Ким проверяет ленты охлаждения. Внешнее кольцо ровнее. Лампочки зеленее.
– Майк, плечо, – напоминает доктор Моррис. – Покажи руку. Мы не железные.
– После следующего окна, – отвечает он. – Должен успеть на Рузвельта.
– По плану – сегодня, – говорит Лейла. – Сакс пойдёт вечером. Его примут не сразу, но пустят.
– Мы должны дотянуться до самого стола, – добавляет Майк. – И убедиться, что «лишний» лист внутри.
– А «траулер», – спрашивает Ноа. – Он не ушёл далеко.
– Маскируем шум, – решает Эванс. – Пойдём под естественный гул. Отвернём на запад. Там карманы потемнее.
– И готовим ещё одну «пустышку», – добавляет Сара Чен от вооружения. – На случай, если «вежливый» вернётся.
– Готовь, – кивает капитан.
Они двигаются подо льдом. Вода гудит у каменных перемычек. Лёд скрипит и сдаёт. Гул ветра напоминает пустые мосты.
Майк стоит у привязки. Ему нужно провести тонкую нить к 21:10 в Вашингтоне. Это не тяжёлый пуск. Это не новый мир. Это «подсмотр» и маленький толчок.
– Поймаю момент, когда папка откроется, – говорит он. – И посмотрю в пакете. Только это.

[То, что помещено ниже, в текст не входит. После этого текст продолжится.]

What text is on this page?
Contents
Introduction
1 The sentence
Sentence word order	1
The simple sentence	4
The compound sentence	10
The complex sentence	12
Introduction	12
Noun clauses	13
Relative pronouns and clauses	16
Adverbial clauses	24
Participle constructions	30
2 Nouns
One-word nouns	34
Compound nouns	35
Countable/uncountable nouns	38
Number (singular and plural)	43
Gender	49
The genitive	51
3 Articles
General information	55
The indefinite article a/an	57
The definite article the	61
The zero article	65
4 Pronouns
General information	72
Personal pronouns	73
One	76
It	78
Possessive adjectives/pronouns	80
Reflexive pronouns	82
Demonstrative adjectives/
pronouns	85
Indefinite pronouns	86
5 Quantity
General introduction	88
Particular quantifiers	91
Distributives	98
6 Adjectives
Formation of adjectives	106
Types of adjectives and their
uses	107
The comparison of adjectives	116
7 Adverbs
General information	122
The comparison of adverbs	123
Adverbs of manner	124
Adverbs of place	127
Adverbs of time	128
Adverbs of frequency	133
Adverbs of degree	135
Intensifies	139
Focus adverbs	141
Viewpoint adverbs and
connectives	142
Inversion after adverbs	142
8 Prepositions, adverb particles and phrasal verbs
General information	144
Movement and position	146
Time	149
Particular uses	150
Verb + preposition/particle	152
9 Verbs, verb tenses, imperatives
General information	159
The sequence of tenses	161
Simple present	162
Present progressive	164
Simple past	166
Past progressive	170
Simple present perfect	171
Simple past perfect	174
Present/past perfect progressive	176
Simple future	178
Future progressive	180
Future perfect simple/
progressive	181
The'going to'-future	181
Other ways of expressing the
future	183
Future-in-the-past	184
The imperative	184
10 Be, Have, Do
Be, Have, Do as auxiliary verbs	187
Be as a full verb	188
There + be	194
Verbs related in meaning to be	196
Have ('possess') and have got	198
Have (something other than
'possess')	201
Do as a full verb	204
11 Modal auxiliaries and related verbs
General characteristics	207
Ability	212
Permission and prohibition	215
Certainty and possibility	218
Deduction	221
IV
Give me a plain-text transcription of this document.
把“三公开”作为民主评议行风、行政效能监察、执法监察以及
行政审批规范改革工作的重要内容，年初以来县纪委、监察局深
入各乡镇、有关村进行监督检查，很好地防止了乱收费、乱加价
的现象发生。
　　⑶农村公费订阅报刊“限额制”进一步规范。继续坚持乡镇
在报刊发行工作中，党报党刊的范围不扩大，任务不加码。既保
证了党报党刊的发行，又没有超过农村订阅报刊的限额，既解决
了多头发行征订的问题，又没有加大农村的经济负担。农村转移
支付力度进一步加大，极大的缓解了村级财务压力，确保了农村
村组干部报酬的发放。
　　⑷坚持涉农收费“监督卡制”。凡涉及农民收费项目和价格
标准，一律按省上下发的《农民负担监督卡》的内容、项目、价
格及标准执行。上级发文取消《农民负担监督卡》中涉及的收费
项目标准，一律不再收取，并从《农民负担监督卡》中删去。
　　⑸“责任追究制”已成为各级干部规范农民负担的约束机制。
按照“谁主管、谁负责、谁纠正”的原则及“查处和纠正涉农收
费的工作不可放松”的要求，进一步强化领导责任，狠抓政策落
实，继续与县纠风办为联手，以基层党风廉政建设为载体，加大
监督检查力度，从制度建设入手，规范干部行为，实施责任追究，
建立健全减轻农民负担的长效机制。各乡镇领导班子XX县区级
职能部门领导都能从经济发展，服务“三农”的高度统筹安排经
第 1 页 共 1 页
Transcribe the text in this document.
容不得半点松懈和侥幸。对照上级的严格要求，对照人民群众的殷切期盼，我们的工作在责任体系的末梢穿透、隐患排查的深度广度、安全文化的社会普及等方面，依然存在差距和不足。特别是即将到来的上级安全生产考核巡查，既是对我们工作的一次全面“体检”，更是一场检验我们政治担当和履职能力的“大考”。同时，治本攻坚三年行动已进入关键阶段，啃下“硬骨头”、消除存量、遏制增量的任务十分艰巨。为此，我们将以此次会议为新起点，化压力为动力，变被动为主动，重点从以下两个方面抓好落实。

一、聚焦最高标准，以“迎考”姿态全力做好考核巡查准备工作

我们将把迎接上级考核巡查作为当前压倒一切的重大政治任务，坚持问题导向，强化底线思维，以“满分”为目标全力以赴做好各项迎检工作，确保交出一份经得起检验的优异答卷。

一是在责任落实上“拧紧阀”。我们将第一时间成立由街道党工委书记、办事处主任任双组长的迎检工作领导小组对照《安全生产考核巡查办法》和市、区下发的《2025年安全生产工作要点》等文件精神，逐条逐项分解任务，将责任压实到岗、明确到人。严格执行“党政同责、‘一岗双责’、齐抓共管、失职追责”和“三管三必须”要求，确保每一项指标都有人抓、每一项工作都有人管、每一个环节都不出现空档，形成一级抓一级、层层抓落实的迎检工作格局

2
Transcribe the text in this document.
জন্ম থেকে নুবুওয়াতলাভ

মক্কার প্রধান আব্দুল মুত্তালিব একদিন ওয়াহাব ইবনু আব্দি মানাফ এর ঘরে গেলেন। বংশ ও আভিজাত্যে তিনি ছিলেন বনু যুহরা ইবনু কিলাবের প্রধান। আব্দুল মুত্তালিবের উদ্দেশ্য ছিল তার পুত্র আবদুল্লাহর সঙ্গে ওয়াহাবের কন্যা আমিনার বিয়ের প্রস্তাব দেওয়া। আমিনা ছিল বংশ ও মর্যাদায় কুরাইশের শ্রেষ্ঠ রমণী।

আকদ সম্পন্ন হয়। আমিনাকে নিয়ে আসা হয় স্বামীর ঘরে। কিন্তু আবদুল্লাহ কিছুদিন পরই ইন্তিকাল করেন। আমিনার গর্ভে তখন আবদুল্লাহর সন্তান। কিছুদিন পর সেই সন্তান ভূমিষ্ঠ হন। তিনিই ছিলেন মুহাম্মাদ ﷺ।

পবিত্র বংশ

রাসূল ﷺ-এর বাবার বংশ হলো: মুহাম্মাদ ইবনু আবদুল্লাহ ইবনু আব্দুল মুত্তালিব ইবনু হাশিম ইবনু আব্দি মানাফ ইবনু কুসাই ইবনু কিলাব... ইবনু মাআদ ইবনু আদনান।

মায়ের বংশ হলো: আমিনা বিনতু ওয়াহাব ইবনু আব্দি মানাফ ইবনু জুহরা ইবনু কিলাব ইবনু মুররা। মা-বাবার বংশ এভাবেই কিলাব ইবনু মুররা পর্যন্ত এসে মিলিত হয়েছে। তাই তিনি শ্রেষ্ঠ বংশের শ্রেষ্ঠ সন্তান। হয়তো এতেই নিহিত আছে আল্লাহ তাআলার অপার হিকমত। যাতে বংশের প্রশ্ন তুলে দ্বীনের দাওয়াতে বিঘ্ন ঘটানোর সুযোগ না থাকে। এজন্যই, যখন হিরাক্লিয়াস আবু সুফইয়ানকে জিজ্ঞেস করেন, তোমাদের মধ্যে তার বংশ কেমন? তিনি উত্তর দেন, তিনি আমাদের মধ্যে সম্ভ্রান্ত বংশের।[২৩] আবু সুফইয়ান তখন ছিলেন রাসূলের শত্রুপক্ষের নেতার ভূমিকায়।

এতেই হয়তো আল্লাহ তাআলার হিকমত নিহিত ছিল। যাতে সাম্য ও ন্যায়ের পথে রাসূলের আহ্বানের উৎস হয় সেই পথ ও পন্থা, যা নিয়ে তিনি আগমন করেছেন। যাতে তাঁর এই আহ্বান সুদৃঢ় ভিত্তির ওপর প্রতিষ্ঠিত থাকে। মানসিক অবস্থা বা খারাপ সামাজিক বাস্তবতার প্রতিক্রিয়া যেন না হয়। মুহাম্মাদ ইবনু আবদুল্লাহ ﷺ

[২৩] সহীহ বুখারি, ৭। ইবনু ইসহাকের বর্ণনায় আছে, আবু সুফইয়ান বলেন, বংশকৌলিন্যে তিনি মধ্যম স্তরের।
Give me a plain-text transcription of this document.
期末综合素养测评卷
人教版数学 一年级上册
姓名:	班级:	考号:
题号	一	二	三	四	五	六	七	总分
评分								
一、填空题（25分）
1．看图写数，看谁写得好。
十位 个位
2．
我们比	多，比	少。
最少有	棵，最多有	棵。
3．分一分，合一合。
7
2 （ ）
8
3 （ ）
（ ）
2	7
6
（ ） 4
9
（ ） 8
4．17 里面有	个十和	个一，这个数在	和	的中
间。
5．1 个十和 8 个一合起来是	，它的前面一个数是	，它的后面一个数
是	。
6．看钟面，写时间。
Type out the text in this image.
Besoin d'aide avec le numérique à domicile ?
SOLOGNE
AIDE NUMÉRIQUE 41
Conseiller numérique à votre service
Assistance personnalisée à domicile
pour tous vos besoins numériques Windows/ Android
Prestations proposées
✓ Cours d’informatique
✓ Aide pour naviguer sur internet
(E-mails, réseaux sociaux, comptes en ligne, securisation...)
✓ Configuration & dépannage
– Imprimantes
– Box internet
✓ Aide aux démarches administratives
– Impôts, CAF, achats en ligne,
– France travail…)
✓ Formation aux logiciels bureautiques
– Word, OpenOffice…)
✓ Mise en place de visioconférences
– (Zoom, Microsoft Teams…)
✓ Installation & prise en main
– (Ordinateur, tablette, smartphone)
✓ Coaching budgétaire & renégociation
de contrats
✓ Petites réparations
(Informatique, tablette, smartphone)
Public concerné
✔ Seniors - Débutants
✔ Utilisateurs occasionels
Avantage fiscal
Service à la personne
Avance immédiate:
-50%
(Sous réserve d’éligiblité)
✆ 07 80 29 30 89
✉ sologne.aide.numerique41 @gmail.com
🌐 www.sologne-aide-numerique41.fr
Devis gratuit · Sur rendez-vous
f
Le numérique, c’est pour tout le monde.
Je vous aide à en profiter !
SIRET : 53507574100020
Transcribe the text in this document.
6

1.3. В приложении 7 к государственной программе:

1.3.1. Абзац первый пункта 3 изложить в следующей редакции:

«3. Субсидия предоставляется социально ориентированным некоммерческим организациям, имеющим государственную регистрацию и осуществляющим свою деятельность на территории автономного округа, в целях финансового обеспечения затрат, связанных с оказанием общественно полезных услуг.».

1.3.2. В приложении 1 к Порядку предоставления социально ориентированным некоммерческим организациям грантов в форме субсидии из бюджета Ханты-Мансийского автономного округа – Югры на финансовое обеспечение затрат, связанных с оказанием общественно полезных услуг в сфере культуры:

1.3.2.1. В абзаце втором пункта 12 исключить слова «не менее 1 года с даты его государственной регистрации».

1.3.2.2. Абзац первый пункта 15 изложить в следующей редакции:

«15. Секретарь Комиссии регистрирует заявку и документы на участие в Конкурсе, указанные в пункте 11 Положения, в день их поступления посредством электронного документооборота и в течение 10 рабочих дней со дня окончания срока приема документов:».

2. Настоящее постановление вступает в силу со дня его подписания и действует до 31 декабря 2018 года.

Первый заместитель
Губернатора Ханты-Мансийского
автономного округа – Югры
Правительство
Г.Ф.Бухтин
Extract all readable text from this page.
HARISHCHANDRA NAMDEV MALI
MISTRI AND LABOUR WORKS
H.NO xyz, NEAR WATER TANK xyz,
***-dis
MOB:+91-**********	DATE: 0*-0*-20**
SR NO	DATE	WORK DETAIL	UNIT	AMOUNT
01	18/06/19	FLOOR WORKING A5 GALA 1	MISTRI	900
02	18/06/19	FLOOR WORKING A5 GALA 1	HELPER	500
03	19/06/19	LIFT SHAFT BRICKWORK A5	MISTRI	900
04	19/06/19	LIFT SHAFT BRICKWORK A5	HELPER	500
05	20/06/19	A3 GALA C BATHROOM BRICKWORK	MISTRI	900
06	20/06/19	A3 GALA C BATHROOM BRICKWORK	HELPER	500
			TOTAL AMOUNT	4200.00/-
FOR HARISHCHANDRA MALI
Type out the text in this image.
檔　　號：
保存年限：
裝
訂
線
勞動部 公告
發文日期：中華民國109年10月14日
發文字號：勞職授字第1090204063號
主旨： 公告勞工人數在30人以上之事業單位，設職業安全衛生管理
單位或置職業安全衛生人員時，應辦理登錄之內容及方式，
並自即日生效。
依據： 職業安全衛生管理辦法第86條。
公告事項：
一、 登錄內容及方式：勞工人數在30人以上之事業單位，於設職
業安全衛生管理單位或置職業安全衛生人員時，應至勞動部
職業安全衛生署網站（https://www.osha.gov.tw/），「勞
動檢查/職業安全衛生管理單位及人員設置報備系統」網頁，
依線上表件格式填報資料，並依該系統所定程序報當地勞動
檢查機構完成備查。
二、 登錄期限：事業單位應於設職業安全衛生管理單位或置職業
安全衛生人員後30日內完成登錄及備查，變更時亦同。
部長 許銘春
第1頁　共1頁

– И не тронешь руками, – добавляет Эванс.
– Не трону, – отвечает Майк.
– Но если увидишь чужой лист, – говорит Харрисон, – скажи.
– Скажу, – кивает Майк.
-–
Кабинет выглядит иначе, чем в новостных хрониках. Он теснее. На столе лежит слишком много карт. На подоконнике тёмная папка с печатью.
Сакс сидит прямо. Он не теребит руки. Он говорит уверенно и коротко. Человек за столом слушает и не перебивает.
Майк и Лейла стоят в тени, в углу, где глохнет звук. Они на короткой привязи, едва в «шве».
– Дай мне лицо, – шепчет Лейла.
Майк переводит взгляд. Он видит уставшие глаза человека за столом. Он привык смотреть на кризисы, как на дела дома. Он не играет ими. Он считает их рабочими задачами.
– Вскроет папку, – шепчет Майк. – Сейчас.
Сакс ставит папку на стол. Он открывает её ровно и спокойно. Он достаёт письмо на кремовом листе и кладёт его слева. Справа – маленький конверт со «справками».
– Наш лист там, – тихо говорит Лейла.
– Сейчас увидим, – отвечает Майк.
Человек за столом читает письмо всё вслух. Голос низкий. Он делает пометки, где фразы цепляются. Он отмечает числа и слова.
Сакс ждёт. Он немного наклоняется вперёд. Он знает цену времени.
– «Ваш комитет сможет принять руководство и оценить научные возможности…», – читает человек. – «Существуют важные последствия для гражданской защиты».